Media in Canada Forum: ‘It’s damn complicated and dangerous.’

Engagement = innovation + integration, according to Unilever's global media director Alan Rutherford, and how to achieve this equation rests on letting the brand idea and consumer habits drive creative.

The merging of brands and content, context and contact was debated by a crowd of 400 top media, agency, brand communications and marketing execs from across Canada and abroad at the second annual Media in Canada Forum in Toronto yesterday.

UK-based keynote speaker Alan Rutherford, vice president global media for Unilever Plc, kicked things off on a compelling note: ‘Our consumers are changing, and if we fail to follow them, we will fail full-stop.’ And making that change involves integrated communications planning and engagement with consumers according to Rutherford, who says the key to doing so successfully can be found in leveraging popular culture, entertainment and social networks.

He went on to define true engagement as a value exchange, and an integrated approach that lets the consumer get in whatever driver’s seat he or she wants, any time of day in any market. ‘Integration is now required not just across channels, but between content and channels,’ said Rutherford. ‘The gravitational forces pulling us back into the old way are a dangerous thing.’

Engagement must transcend the time of interrupting the consumer with a message and become collaboration in the purest way, noted Rutherford. ‘We as marketers need to develop brand communication ideas that inspire – perhaps engagement is too passive. We need to create partnerships, building relationships that foster loyalty is required. Engagement is about big ideals,’ said Rutherford, ‘adding an idea and purpose to a brand.’
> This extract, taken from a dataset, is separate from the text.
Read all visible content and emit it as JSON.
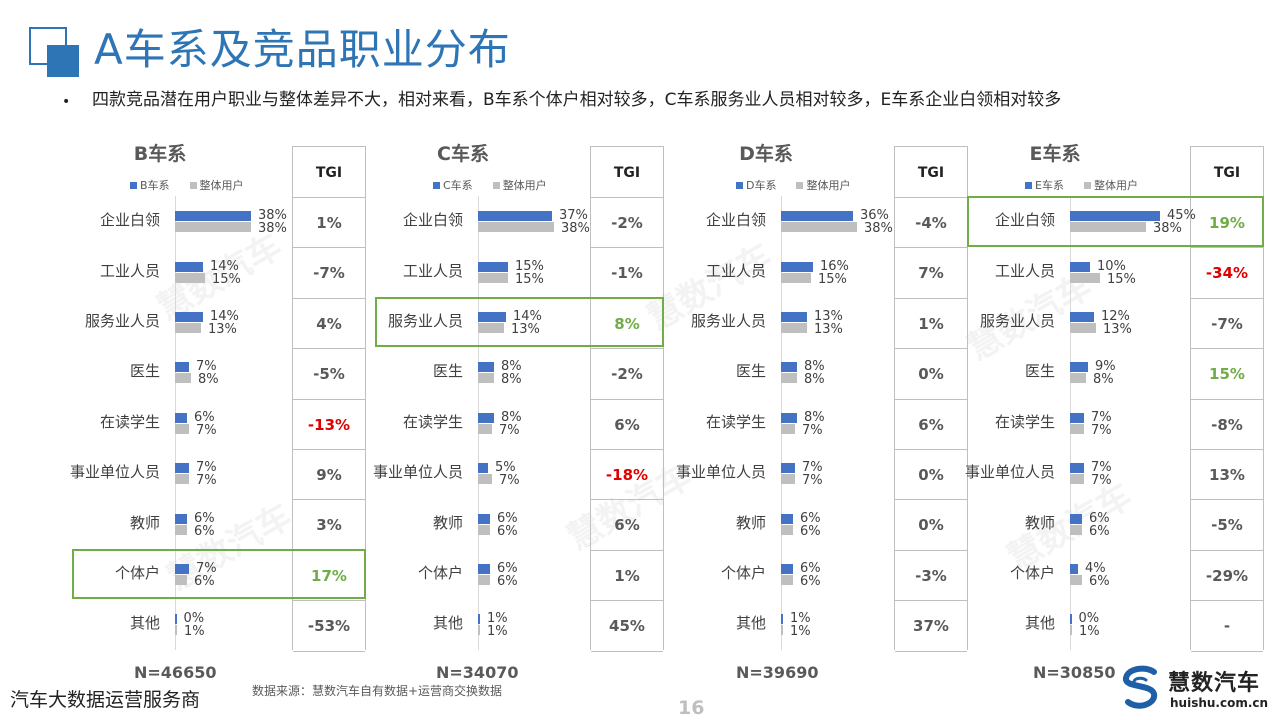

His four-step path to engagement entails:

1) Put the consumer first.

2) Add value to communications – borrow equity from causes.

3) Create talkability – take advantage of WOM and social networks.

4) Do the numbers last.

The day-long Forum supplied a great deal of evidence of successfully leveraging popular culture, entertainment and social networks. Fuel Industries EVP Brady Gilchrist, during a ‘Hijacked: Brand as Content’ session, also showed how cost-effective these efforts can be. An online game touting 20th Century Fox DVD titles that allowed users to pit American Dad vs. Family Guy Kung Fu (with a blogger-buzzed guest appearance by Ryu from the popular game Street Fighter) racked up a total of 165 years of play, with 12.8 million players logging on in the first month alone. The average player stayed for 12.5 minutes and at a cost of just 6 cents per play. The campaign, said Gilchrist, relied very little on paid media, as the blogosphere pushed the character brands through round after round of dirty combat.

New York city-based Tribal DDB CEO Matt Freeman, as part of the same presentation, commented: ‘It’s a very interesting time to be in the marketing business. There’s a shift from paying for attention to earning attention,’ he says, adding that it means ‘I’ve got to compete with Kung Fu projectile vomiting.’

However, traditional mass media was also staunchly defended as an avenue for engagement. The Forum’s morning panel discussion, ‘Clearing the Path to Engagement,’ saw Kraft Canada media communications director Sandra Cifersons defend the effectiveness of TV. As Kraft Hockeyville gets ready for a second-season launch, mass media is playing a big role in the giant’s success with consumer engagement. ‘It was one of the most successful things Kraft had ever done,’ said Cifersons, referring to the overwhelming consumer participation in the ultimate hockey fan community contest and reality TV show. ‘It took on a life of its own. You just have to spend the time to figure out how you’re going to get there.’

‘Collaborate or Die’ was the theme of the endnote thoughts from NYC-based Naked Communications partner Paul Woolmington, and he imparted a key piece of advice that was at the core of Hockeyville‘s success: ‘People are your partners.’ Woolmington exhorted marketers to ‘stop thinking of consumers as mere receivers of our missives. We have to treat consumers like employees – recruit and incentivize them.’ Woolmington says content, context and contact should be approached with an open mind and no hierarchy, and that ‘wrapped up in this should be an incredibly potent brand idea.’

‘It’s damn complicated, and dangerous,’ concludes Woolmington, and it hinges on more true partnership. ‘It requires checking your ego at the door.’

In one of the day’s simpler calls to action, Geoffrey B. Roche, founder and CCO of Toronto-based Lowe Roche Advertising, pulled out a video iPod, a satellite radio and a DVR to illustrate the ease with which a viewer could avoid ads. ‘If you’re a professional, you should have one of these,’ advised Roche, who pontificated that the only thing people are going to watch live anymore is sports. ‘If you haven’t actually done it, then you don’t get it.’

And judging by audience reaction, there’s still a large swathe of the industry that hasn’t.